The whole point of teaching a kid to drive is to make him/her understand just how much damage you can do by moving your foot a half an inch at the wrong time. Most farmers will tell you the precise moment they absorbed and processed this thought. Oscar was 12 years old, running a wide-front loader tractor when his dad waved him over to pick up some pallets beside the silo. He watched his dad’s hand and his dad watched the pallets. Without either of them noticing, the outside tine of the loader passed the inside seam of Father’s coveralls and gently trapped his leg against the silo. There was no damage, but they both looked at each other and knew they had just had a very close call.
“Don’t tell your mother,” said his father and they went on with their day, but the moment was engraved on Oscar’s mind forever.
A scandalized female voice is an essential part of learning to assess risk. I had a friend, Andy, who drove the old farm truck into town a full two years before he got his license. His aunt spotted him sitting behind the wheel on the main street and went up on her hind legs like a startled mustang. “You have no business letting that boy drive in town!” she scolded his father, Ern, who was just coming out of the hardware store with a length of used garden hose.
Ern told her to mind her own business, hurled the bundle of hose into the back of the truck and banged the door shut. In his usual haste he failed to notice that he carried one loop of the hose into the cab with him around his right foot. As Andy pulled away, part of the hose must have dropped down from the box and caught under the rear tire. Ern went out the door like the little guy fired out of James Bond’s car with the ejection seat and tumbled up against a storefront window. Andy jerked to a halt. Ern got up and climbed back in the truck while at least a dozen people stood there open-mouthed.

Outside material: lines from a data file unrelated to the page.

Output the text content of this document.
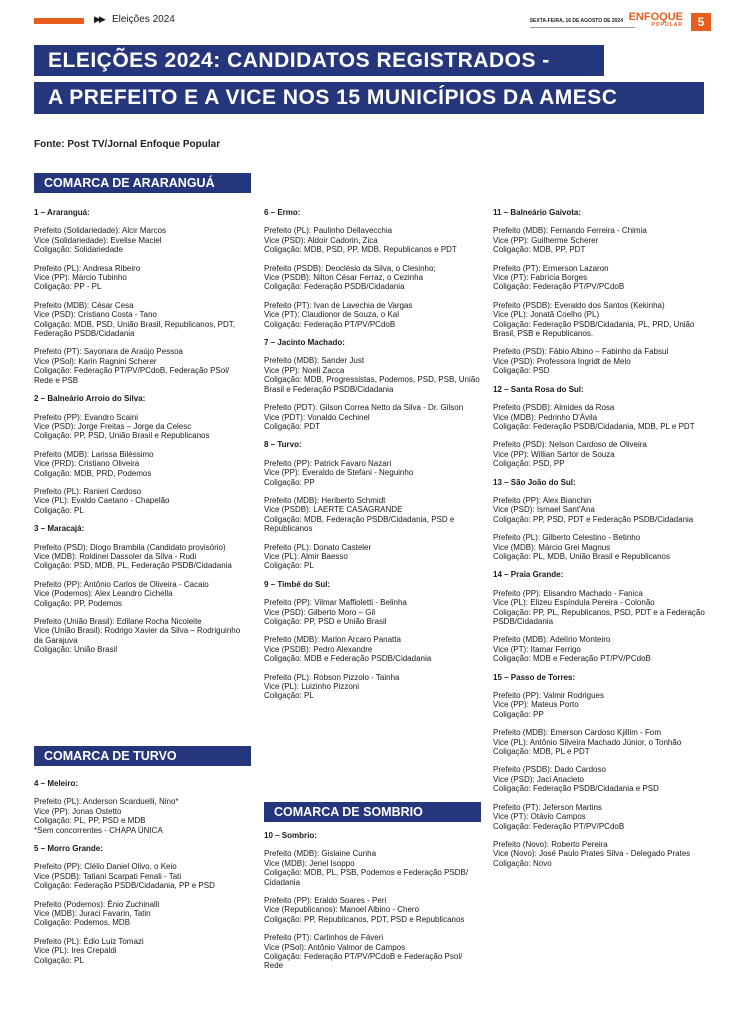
▶▶ Eleições 2024	SEXTA-FEIRA, 16 DE AGOSTO DE 2024 ENFOQUE
POPULAR	5
ELEIÇÕES 2024: CANDIDATOS REGISTRADOS -
A PREFEITO E A VICE NOS 15 MUNICÍPIOS DA AMESC
Fonte: Post TV/Jornal Enfoque Popular
COMARCA DE ARARANGUÁ
COMARCA DE TURVO
COMARCA DE SOMBRIO
1 – Araranguá:
Prefeito (Solidariedade): Alcir Marcos
Vice (Solidariedade): Evelise Maciel
Coligação: Solidariedade
Prefeito (PL): Andresa Ribeiro
Vice (PP): Márcio Tubinho
Coligação: PP - PL
Prefeito (MDB): César Cesa
Vice (PSD): Cristiano Costa - Tano
Coligação: MDB, PSD, União Brasil, Republicanos, PDT, Federação PSDB/Cidadania
Prefeito (PT): Sayonara de Araújo Pessoa
Vice (PSol): Karin Ragnini Scherer
Coligação: Federação PT/PV/PCdoB, Federação PSol/ Rede e PSB
2 – Balneário Arroio do Silva:
Prefeito (PP): Evandro Scaini
Vice (PSD): Jorge Freitas – Jorge da Celesc
Coligação: PP, PSD, União Brasil e Republicanos
Prefeito (MDB): Larissa Biléssimo
Vice (PRD): Cristiano Oliveira
Coligação: MDB, PRD, Podemos
Prefeito (PL): Ranieri Cardoso
Vice (PL): Evaldo Caetano - Chapelão
Coligação: PL
3 – Maracajá:
Prefeito (PSD): Diogo Brambila (Candidato provisório)
Vice (MDB): Roldinei Dassoler da Silva - Rudi
Coligação: PSD, MDB, PL, Federação PSDB/Cidadania
Prefeito (PP): Antônio Carlos de Oliveira - Cacaio
Vice (Podemos): Alex Leandro Cichella
Coligação: PP, Podemos
Prefeito (União Brasil): Edilane Rocha Nicoleite
Vice (União Brasil): Rodrigo Xavier da Silva – Rodriguinho da Garajuva
Coligação: União Brasil
4 – Meleiro:
Prefeito (PL): Anderson Scarduelli, Nino*
Vice (PP): Jonas Ostetto
Coligação: PL, PP, PSD e MDB
*Sem concorrentes - CHAPA ÚNICA
5 – Morro Grande:
Prefeito (PP): Clélio Daniel Olivo, o Keio
Vice (PSDB): Tatiani Scarpati Fenali - Tati
Coligação: Federação PSDB/Cidadania, PP e PSD
Prefeito (Podemos): Ênio Zuchinalli
Vice (MDB): Juraci Favarin, Tatin
Coligação: Podemos, MDB
Prefeito (PL): Édio Luiz Tomazi
Vice (PL): Ires Crepaldi
Coligação: PL
6 – Ermo:
Prefeito (PL): Paulinho Dellavecchia
Vice (PSD): Aldoir Cadorin, Zica
Coligação: MDB, PSD, PP, MDB, Republicanos e PDT
Prefeito (PSDB): Deoclésio da Silva, o Clesinho;
Vice (PSDB): Nilton César Ferraz, o Cezinha
Coligação: Federação PSDB/Cidadania
Prefeito (PT): Ivan de Lavechia de Vargas
Vice (PT): Claudionor de Souza, o Kal
Coligação: Federação PT/PV/PCdoB
7 – Jacinto Machado:
Prefeito (MDB): Sander Just
Vice (PP): Noeli Zacca
Coligação: MDB, Progressistas, Podemos, PSD, PSB, União Brasil e Federação PSDB/Cidadania
Prefeito (PDT): Gilson Correa Netto da Silva - Dr. Gilson
Vice (PDT): Vonaldo Cechinel
Coligação: PDT
8 – Turvo:
Prefeito (PP): Patrick Favaro Nazari
Vice (PP): Everaldo de Stefani - Neguinho
Coligação: PP
Prefeito (MDB): Heriberto Schmidt
Vice (PSDB): LAERTE CASAGRANDE
Coligação: MDB, Federação PSDB/Cidadania, PSD e Republicanos
Prefeito (PL): Donato Casteler
Vice (PL): Almir Baesso
Coligação: PL
9 – Timbé do Sul:
Prefeito (PP): Vilmar Maffioletti - Belinha
Vice (PSD): Gilberto Moro – Gil
Coligação: PP, PSD e União Brasil
Prefeito (MDB): Marlon Arcaro Panatta
Vice (PSDB): Pedro Alexandre
Coligação: MDB e Federação PSDB/Cidadania
Prefeito (PL): Robson Pizzolo - Tainha
Vice (PL): Luizinho Pizzoni
Coligação: PL
10 – Sombrio:
Prefeito (MDB): Gislaine Cunha
Vice (MDB): Jeriel Isoppo
Coligação: MDB, PL, PSB, Podemos e Federação PSDB/ Cidadania
Prefeito (PP): Eraldo Soares - Peri
Vice (Republicanos): Manoel Albino - Chero
Coligação: PP, Republicanos, PDT, PSD e Republicanos
Prefeito (PT): Carlinhos de Fáveri
Vice (PSol): Antônio Valmor de Campos
Coligação: Federação PT/PV/PCdoB e Federação Psol/ Rede
11 – Balneário Gaivota:
Prefeito (MDB): Fernando Ferreira - Chimia
Vice (PP): Guilherme Scherer
Coligação: MDB, PP, PDT
Prefeito (PT): Ermerson Lazaron
Vice (PT): Fabrícia Borges
Coligação: Federação PT/PV/PCdoB
Prefeito (PSDB): Everaldo dos Santos (Kekinha)
Vice (PL): Jonatã Coelho (PL)
Coligação: Federação PSDB/Cidadania, PL, PRD, União Brasil, PSB e Republicanos.
Prefeito (PSD): Fábio Albino – Fabinho da Fabsul
Vice (PSD): Professora Ingridt de Melo
Coligação: PSD
12 – Santa Rosa do Sul:
Prefeito (PSDB): Almides da Rosa
Vice (MDB): Pedrinho D'Ávila
Coligação: Federação PSDB/Cidadania, MDB, PL e PDT
Prefeito (PSD): Nelson Cardoso de Oliveira
Vice (PP): Willian Sartor de Souza
Coligação: PSD, PP
13 – São João do Sul:
Prefeito (PP): Alex Bianchin
Vice (PSD): Ismael Sant'Ana
Coligação: PP, PSD, PDT e Federação PSDB/Cidadania
Prefeito (PL): Gilberto Celestino - Betinho
Vice (MDB): Márcio Grei Magnus
Coligação: PL, MDB, União Brasil e Republicanos
14 – Praia Grande:
Prefeito (PP): Elisandro Machado - Fanica
Vice (PL): Elizeu Espíndula Pereira - Colonão
Coligação: PP, PL, Republicanos, PSD, PDT e a Federação PSDB/Cidadania
Prefeito (MDB): Adelírio Monteiro
Vice (PT): Itamar Ferrigo
Coligação: MDB e Federação PT/PV/PCdoB
15 – Passo de Torres:
Prefeito (PP): Valmir Rodrigues
Vice (PP): Mateus Porto
Coligação: PP
Prefeito (MDB): Emerson Cardoso Kjillim - Fom
Vice (PL): Antônio Silveira Machado Júnior, o Tonhão
Coligação: MDB, PL e PDT
Prefeito (PSDB): Dado Cardoso
Vice (PSD): Jaci Anacleto
Coligação: Federação PSDB/Cidadania e PSD
Prefeito (PT): Jeferson Martins
Vice (PT): Otávio Campos
Coligação: Federação PT/PV/PCdoB
Prefeito (Novo): Roberto Pereira
Vice (Novo): José Paulo Prates Silva - Delegado Prates
Coligação: Novo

“Don’t tell your mother!” he barked.
I reached my own moment of understanding while I was learning to drive a D-7 caterpillar bulldozer on a cattle station in the central plains of Australia when I was 18. (I had a learner’s permit for my motorcycle, but no other credentials.) The dozer had a top speed of only four miles an hour and there was only one farm building on a thousand acres, but I managed to hit that building on the first day. On Wednesday, I drove the dozer waist deep into a pond. On Friday, I ran into a cow and killed it. (The cow was a raving lunatic and had actually committed suicide by charging the blade, but the owner told the story loudly in the pub as if I had smacked into it without noticing.)
I assumed I was fired after the cow incident, but the farmer just said, “The only thing you haven’t hit is the house, mate. Would ya like to have a go at that now?”
In my letters home, I didn’t tell my mother.